Why Dfns uses passkeys
Dfns uses passkeys exclusively for user authentication. Passkeys are based on the FIDO2/WebAuthn standard and use public-key cryptography instead of shared secrets like passwords.The problem with passwords and traditional 2FA
Passwords can be stolen in data breaches, guessed, or phished through fake login pages. Traditional 2FA methods (SMS codes, TOTP apps) are also phishable: attackers can create proxy sites that capture both the password and the 2FA code in real time. SMS-based 2FA is additionally vulnerable to SIM-swapping.How passkeys work
- Registration: Your device generates a cryptographic key pair. The private key stays on your device and never leaves it. The public key is sent to Dfns.
- Authentication: Dfns sends a one-time challenge. Your device signs it with the private key. Dfns verifies the signature with the public key.
- No shared secret. The private key is never transmitted. A server breach exposes only public keys, which cannot be reversed to derive private keys.
- Origin binding. Keys are cryptographically bound to the domain they were created for. If you visit a phishing site on a different domain, your browser refuses to use the key. Phishing becomes impossible by design.
- Strong by design. Each passkey is a unique, cryptographically strong credential. No password reuse, no weak credentials.
- Inherently multi-factor. Using a passkey combines “something you have” (the device) with “something you are” (biometric) or “something you know” (device PIN), in a single step.

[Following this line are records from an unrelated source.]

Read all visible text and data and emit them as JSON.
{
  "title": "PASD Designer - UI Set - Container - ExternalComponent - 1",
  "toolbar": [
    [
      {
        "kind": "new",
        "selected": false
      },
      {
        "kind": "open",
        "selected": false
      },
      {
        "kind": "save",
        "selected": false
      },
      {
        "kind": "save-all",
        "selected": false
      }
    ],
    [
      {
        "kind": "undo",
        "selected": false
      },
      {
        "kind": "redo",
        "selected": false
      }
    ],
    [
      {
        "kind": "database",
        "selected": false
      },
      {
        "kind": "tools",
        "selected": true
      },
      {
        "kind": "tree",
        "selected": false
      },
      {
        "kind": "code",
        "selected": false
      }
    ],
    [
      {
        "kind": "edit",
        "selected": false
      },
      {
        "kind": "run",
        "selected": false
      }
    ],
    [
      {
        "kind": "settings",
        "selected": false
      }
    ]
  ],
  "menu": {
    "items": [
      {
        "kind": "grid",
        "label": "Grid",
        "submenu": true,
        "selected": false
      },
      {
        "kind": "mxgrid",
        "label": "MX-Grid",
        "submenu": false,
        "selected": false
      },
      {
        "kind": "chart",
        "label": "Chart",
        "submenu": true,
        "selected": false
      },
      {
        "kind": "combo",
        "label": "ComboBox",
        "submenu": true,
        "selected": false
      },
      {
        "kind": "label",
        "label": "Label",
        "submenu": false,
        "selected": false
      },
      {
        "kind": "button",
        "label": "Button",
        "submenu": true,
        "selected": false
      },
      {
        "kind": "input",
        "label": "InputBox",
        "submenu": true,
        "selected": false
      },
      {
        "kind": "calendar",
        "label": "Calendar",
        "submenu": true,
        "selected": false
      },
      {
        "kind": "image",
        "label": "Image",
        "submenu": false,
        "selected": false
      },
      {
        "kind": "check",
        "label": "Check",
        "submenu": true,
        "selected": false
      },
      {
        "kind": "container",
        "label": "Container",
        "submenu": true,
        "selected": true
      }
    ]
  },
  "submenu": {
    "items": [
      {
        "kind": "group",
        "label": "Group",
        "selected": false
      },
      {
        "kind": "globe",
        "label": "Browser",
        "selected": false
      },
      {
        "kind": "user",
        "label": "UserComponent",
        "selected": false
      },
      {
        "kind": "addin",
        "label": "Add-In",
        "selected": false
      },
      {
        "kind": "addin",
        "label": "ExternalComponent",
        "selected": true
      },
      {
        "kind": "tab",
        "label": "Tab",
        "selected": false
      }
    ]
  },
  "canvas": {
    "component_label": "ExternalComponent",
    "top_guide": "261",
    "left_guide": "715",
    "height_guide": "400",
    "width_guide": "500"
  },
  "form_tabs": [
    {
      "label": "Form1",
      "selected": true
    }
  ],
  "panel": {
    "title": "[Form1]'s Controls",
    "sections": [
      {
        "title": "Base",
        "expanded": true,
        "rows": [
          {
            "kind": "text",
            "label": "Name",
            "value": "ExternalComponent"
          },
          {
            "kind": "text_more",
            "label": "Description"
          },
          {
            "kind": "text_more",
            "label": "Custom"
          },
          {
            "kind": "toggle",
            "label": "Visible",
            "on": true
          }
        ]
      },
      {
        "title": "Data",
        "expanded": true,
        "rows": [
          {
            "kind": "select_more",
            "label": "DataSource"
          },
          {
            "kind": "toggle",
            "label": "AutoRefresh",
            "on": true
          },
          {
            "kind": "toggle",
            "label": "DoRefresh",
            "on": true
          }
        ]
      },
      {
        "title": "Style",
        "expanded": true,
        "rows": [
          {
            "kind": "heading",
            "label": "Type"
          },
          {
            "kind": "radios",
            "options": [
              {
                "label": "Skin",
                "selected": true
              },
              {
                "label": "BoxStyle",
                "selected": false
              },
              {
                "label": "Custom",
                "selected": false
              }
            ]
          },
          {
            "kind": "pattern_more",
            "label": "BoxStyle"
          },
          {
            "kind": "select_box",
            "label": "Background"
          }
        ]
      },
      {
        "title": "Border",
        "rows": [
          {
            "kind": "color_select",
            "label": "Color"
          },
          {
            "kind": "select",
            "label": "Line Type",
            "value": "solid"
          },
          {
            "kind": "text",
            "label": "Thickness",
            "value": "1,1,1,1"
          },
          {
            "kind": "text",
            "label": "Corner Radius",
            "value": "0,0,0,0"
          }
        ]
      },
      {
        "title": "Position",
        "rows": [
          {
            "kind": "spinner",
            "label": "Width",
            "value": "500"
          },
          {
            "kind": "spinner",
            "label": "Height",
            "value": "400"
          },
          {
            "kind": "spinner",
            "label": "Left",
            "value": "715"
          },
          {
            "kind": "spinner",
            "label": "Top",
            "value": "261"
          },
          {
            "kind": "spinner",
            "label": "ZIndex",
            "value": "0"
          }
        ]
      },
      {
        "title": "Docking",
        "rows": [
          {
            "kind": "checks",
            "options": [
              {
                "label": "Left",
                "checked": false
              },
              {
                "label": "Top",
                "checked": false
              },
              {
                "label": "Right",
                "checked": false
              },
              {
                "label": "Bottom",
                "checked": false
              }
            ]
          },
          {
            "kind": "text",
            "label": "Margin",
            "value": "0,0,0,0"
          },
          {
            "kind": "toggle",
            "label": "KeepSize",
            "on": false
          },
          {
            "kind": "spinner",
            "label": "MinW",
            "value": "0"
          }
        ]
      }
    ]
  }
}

- Immune to credential stuffing and brute force. There are no passwords to guess or reuse across services.
Hardware security keys
Dfns supports software passkeys (stored in your device’s secure enclave, keychain, or password manager) and hardware passkeys (stored on a dedicated physical device like a YubiKey). Both are secure. For managing significant assets, we recommend hardware keys. Hardware keys provide cryptographic isolation: the private key is generated, stored, and used entirely within the device’s tamper-resistant secure element chip. It never touches your computer’s memory or storage. This matters because:- Physical separation. Even if your computer is fully compromised by malware, an attacker cannot extract or use the private key.
- Physical presence required. Signing requires a physical touch on the device, preventing automated or remote attacks.
- Strong possession factor. An attacker would need to physically obtain your hardware key and know its PIN to use it.